While the lady abbess ordered refreshment, and conversed with the

Countess, Blanche withdrew to a window, the lower panes of which, being

without painting, allowed her to observe the progress of the storm over

the Mediterranean, whose dark waves, that had so lately slept, now came

boldly swelling, in long succession, to the shore, where they burst in

white foam, and threw up a high spray over the rocks. A red sulphureous

tint overspread the long line of clouds, that hung above the western

horizon, beneath whose dark skirts the sun looking out, illumined the

distant shores of Languedoc, as well as the tufted summits of the nearer

woods, and shed a partial gleam on the western waves. The rest of the

scene was in deep gloom, except where a sun-beam, darting between the

clouds, glanced on the white wings of the sea-fowl, that circled high

among them, or touched the swelling sail of a vessel, which was seen

labouring in the storm. Blanche, for some time, anxiously watched the

progress of the bark, as it threw the waves in foam around it, and, as

the lightnings flashed, looked to the opening heavens, with many a sigh

for the fate of the poor mariners.

The sun, at length, set, and the heavy clouds, which had long impended,

dropped over the splendour of his course; the vessel, however, was

yet dimly seen, and Blanche continued to observe it, till the quick

succession of flashes, lighting up the gloom of the whole horizon,

warned her to retire from the window, and she joined the Abbess, who,

having exhausted all her topics of conversation with the Countess, had

now leisure to notice her.

But their discourse was interrupted by tremendous peals of thunder;

and the bell of the monastery soon after ringing out, summoned the

inhabitants to prayer. As Blanche passed the window, she gave another

look to the ocean, where, by the momentary flash, that illumined the

vast body of the waters, she distinguished the vessel she had observed

before, amidst a sea of foam, breaking the billows, the mast now bowing

to the waves, and then rising high in air.

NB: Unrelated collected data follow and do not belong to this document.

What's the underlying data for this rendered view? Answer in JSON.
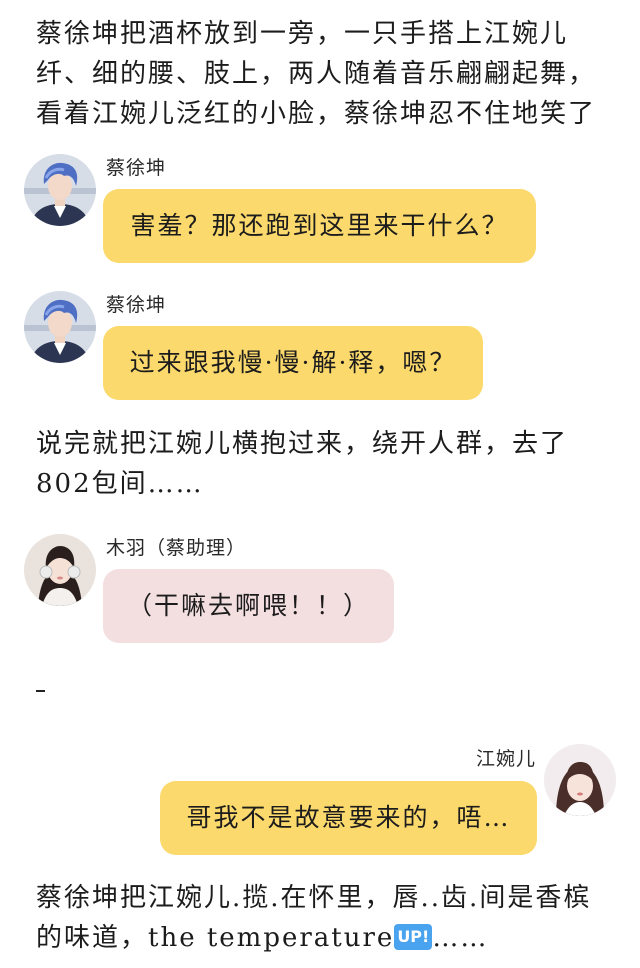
{
  "narration": {
    "intro_line1": "蔡徐坤把酒杯放到一旁，一只手搭上江婉儿",
    "intro_line2": "纤、细的腰、肢上，两人随着音乐翩翩起舞，",
    "intro_line3": "看着江婉儿泛红的小脸，蔡徐坤忍不住地笑了",
    "middle_line1": "说完就把江婉儿横抱过来，绕开人群，去了",
    "middle_line2": "802包间……",
    "ending_line1": "蔡徐坤把江婉儿.揽.在怀里，唇..齿.间是香槟",
    "ending_line2_prefix": "的味道，the temperature",
    "ending_badge": "UP!",
    "ending_line2_suffix": "……"
  },
  "messages": [
    {
      "sender": "蔡徐坤",
      "text": "害羞？那还跑到这里来干什么？",
      "avatar": "blue-hair-boy-avatar",
      "bubble_color": "#fbd96c",
      "side": "left"
    },
    {
      "sender": "蔡徐坤",
      "text": "过来跟我慢·慢·解·释，嗯？",
      "avatar": "blue-hair-boy-avatar",
      "bubble_color": "#fbd96c",
      "side": "left"
    },
    {
      "sender": "木羽（蔡助理）",
      "text": "（干嘛去啊喂！！）",
      "avatar": "girl-with-headphones-avatar",
      "bubble_color": "#f4dfe0",
      "side": "left"
    },
    {
      "sender": "江婉儿",
      "text": "哥我不是故意要来的，唔…",
      "avatar": "girl-with-bangs-avatar",
      "bubble_color": "#fbd96c",
      "side": "right"
    }
  ],
  "colors": {
    "yellow_bubble": "#fbd96c",
    "pink_bubble": "#f4dfe0",
    "up_badge": "#4aa3ef"
  }
}
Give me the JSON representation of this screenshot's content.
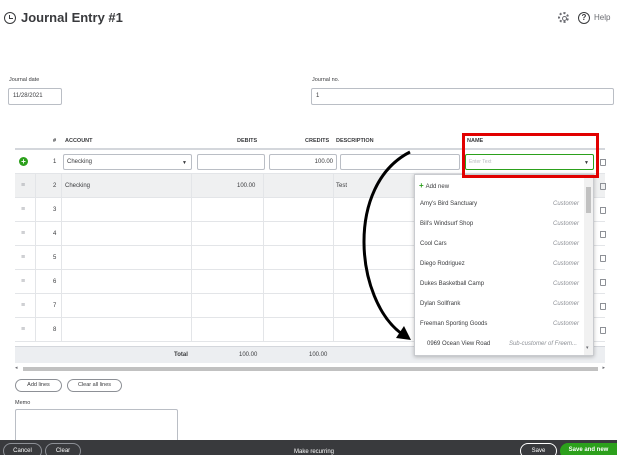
{
  "header": {
    "title": "Journal Entry #1",
    "help_label": "Help"
  },
  "form": {
    "journal_date_label": "Journal date",
    "journal_date_value": "11/28/2021",
    "journal_no_label": "Journal no.",
    "journal_no_value": "1"
  },
  "table": {
    "columns": [
      "#",
      "ACCOUNT",
      "DEBITS",
      "CREDITS",
      "DESCRIPTION",
      "NAME"
    ],
    "rows": [
      {
        "num": "1",
        "account": "Checking",
        "debit": "",
        "credit": "100.00",
        "description": "",
        "name_placeholder": "Enter Text"
      },
      {
        "num": "2",
        "account": "Checking",
        "debit": "100.00",
        "credit": "",
        "description": "Test",
        "name": ""
      },
      {
        "num": "3"
      },
      {
        "num": "4"
      },
      {
        "num": "5"
      },
      {
        "num": "6"
      },
      {
        "num": "7"
      },
      {
        "num": "8"
      }
    ],
    "total_label": "Total",
    "total_debits": "100.00",
    "total_credits": "100.00"
  },
  "name_dropdown": {
    "add_new": "Add new",
    "items": [
      {
        "name": "Amy's Bird Sanctuary",
        "type": "Customer"
      },
      {
        "name": "Bill's Windsurf Shop",
        "type": "Customer"
      },
      {
        "name": "Cool Cars",
        "type": "Customer"
      },
      {
        "name": "Diego Rodriguez",
        "type": "Customer"
      },
      {
        "name": "Dukes Basketball Camp",
        "type": "Customer"
      },
      {
        "name": "Dylan Sollfrank",
        "type": "Customer"
      },
      {
        "name": "Freeman Sporting Goods",
        "type": "Customer"
      },
      {
        "name": "0969 Ocean View Road",
        "type": "Sub-customer of Freem..."
      }
    ]
  },
  "buttons": {
    "add_lines": "Add lines",
    "clear_all_lines": "Clear all lines"
  },
  "memo_label": "Memo",
  "footer": {
    "cancel": "Cancel",
    "clear": "Clear",
    "make_recurring": "Make recurring",
    "save": "Save",
    "save_and_new": "Save and new"
  },
  "colors": {
    "accent_green": "#2ca01c",
    "highlight_red": "#e10000",
    "footer_bg": "#393a3d"
  }
}
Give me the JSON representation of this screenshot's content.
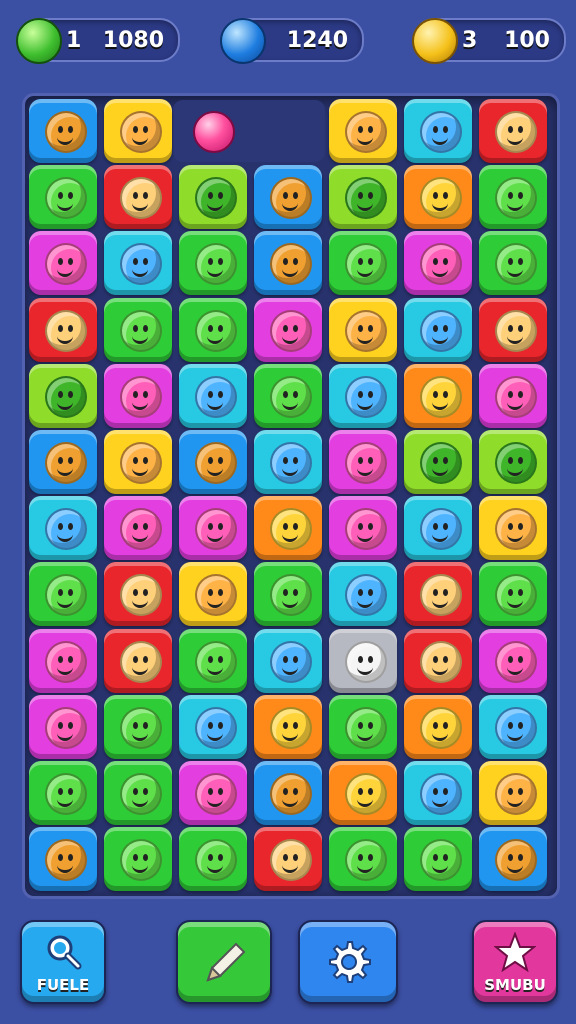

She sighed fervently as she gazed, and then followed the Lady Abbess

and the Countess to the chapel. Meanwhile, some of the Count's servants,

having gone by land to the chateau for carriages, returned soon after

vespers had concluded, when, the storm being somewhat abated, the Count

and his family returned home. Blanche was surprised to discover how much

the windings of the shore had deceived her, concerning the distance of

the chateau from the monastery, whose vesper bell she had heard, on the

preceding evening, from the windows of the west saloon, and whose towers

she would also have seen from thence, had not twilight veiled them.